Using the 5th Gen EPYC BIOS tuning guide published by AMD, I recently looked at the impact of AI and machine learning optimized performance by adjusting some simple BIOS knobs as well as the Java throughput, latency and power efficiency for the EPYC 9005 class processors. In this article is following the AMD BIOS tuning guide to see what performance difference there is for high performance computing (HPC) workloads following the BIOS tuning recommendations compared to the defaults with an AMD EPYC 9575F server.
The AMD EPYC 9005 BIOS and Workload Tuning Guide is publicly available and outlines various BIOS tuning recommendations based upon the class of workloads for your intended AMD EPYC server deployment. For HPC workloads AMD recommends disabling SMT, engaging the “high performance” power profile, running in performance determinism mode, running the respective CPU at its maximum configurable TDP (cTDP) value, and running with four NUMA nodes per socket (4 NPS). The rest of the BIOS settings should be sufficient at their defaults.
In the case of this round of HPC performance tuning benchmarks for AMD EPYC 9005 series, I was using the 64-core AMD EPYC 9575F processor. This 64-core / 128-thread processor can boost up to 5.0GHz and has a 400 Watt default TDP. The configurable TDP rating on the EPYC 9575F is 320 to 400 Watts, thus running at OPN max is already the same 400 Watts… For some AMD EPYC 9005 SKUs where the default TDP isn’t already at the top-end of the cTDP, there will be more headroom for performance in following the AMD BIOS tuning guide – so just keep that in mind depending upon your EPYC Turin processor.

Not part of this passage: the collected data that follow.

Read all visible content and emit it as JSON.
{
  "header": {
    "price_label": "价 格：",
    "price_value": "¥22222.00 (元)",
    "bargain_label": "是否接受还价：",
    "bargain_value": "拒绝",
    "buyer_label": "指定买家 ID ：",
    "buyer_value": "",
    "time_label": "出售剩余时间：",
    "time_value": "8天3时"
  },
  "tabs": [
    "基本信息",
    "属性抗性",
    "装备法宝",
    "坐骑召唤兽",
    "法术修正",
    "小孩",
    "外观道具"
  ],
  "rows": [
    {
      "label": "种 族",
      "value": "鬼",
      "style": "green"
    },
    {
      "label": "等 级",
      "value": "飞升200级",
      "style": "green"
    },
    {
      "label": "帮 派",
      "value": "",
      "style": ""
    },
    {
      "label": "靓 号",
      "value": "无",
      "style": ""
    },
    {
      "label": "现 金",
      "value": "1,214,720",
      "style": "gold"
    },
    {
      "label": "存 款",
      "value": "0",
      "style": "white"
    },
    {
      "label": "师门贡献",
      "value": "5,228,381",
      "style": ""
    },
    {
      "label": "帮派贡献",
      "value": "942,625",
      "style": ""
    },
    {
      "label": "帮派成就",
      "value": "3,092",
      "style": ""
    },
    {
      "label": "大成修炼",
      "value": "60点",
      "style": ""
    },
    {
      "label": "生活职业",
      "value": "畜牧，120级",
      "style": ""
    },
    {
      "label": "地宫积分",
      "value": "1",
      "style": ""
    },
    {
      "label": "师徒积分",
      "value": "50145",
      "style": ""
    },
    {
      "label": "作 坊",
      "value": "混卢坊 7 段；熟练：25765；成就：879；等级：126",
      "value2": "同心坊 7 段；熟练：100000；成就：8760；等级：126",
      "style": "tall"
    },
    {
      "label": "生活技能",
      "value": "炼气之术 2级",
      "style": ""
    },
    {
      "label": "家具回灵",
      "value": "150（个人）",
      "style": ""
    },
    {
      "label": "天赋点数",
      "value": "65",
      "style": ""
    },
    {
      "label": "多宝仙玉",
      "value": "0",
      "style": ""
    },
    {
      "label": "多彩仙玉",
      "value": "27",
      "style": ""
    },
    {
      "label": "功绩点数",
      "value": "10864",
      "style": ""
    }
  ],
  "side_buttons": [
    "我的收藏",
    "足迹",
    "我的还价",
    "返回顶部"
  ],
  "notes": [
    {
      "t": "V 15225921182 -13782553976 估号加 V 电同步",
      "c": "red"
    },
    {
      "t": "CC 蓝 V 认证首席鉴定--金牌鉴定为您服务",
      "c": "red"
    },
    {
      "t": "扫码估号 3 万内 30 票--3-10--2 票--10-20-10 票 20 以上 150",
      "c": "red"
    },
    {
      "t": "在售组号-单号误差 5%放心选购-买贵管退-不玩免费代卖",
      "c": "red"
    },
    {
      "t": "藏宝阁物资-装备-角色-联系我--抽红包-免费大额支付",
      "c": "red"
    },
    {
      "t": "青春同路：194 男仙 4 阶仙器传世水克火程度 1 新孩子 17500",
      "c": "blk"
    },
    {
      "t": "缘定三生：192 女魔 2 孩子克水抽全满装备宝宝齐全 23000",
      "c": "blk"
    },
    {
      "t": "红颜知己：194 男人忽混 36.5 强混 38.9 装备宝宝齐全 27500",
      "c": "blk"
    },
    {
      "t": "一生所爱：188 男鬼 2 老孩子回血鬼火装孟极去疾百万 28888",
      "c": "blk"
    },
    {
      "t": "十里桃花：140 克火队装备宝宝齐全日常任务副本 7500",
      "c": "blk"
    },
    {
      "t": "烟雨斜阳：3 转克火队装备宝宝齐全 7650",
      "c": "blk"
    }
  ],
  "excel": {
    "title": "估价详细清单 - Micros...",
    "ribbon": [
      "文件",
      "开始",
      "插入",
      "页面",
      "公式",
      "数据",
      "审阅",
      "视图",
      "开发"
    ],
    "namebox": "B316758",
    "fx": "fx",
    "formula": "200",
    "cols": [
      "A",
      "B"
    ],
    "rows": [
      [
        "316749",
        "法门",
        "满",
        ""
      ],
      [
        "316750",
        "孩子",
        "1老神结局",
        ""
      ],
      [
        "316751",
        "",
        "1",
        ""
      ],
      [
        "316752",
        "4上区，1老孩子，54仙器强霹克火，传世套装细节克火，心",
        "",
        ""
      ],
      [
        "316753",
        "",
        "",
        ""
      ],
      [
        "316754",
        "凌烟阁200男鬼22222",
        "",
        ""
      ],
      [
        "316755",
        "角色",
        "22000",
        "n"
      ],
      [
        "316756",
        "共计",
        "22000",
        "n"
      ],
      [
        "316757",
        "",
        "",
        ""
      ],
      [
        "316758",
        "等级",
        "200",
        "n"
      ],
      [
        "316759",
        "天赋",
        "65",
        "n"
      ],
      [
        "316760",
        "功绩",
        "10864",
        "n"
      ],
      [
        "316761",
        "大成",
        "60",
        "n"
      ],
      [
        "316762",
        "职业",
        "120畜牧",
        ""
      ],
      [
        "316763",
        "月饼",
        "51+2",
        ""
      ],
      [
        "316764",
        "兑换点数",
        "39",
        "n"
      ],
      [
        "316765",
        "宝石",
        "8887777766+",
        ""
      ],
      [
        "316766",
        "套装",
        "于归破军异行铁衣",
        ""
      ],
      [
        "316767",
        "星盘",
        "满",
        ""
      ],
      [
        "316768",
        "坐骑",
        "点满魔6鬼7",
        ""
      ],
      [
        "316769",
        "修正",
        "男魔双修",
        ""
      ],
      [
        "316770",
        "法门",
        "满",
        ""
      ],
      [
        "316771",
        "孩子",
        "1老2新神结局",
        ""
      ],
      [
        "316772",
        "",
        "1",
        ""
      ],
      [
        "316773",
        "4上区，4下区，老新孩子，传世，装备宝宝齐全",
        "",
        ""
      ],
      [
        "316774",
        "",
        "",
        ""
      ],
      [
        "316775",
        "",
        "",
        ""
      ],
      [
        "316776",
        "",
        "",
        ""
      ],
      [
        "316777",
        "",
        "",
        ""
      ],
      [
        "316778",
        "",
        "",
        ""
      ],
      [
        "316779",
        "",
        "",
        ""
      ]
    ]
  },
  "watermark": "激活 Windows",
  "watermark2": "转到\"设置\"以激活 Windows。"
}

For this testing the AMD EPYC 9575F was running with the Supermicro H13SSL-N retail EPYC 9004/9005 server motherboard. The SilverStone XE360-SP5 AIO liquid cooling was keeping this frequency-optimized Zen 5 server processor running efficiently across all of the benchmarking.
From this 64-core AMD EPYC Zen 5 Supermicro server with Ubuntu Linux, the “default” run was with all the BIOS defaults and then the “HPC Tuning Recommendations” run was when making use of all the recommended AMD BIOS tunables for HPC workloads. In addition to looking at the raw performance, the overall 1P server wall power consumption was monitored along with the CPU power consumption of the EPYC 9575F. It’s quite a straight-forward comparison as with the other tuning benchmarks so let’s get straight to the data.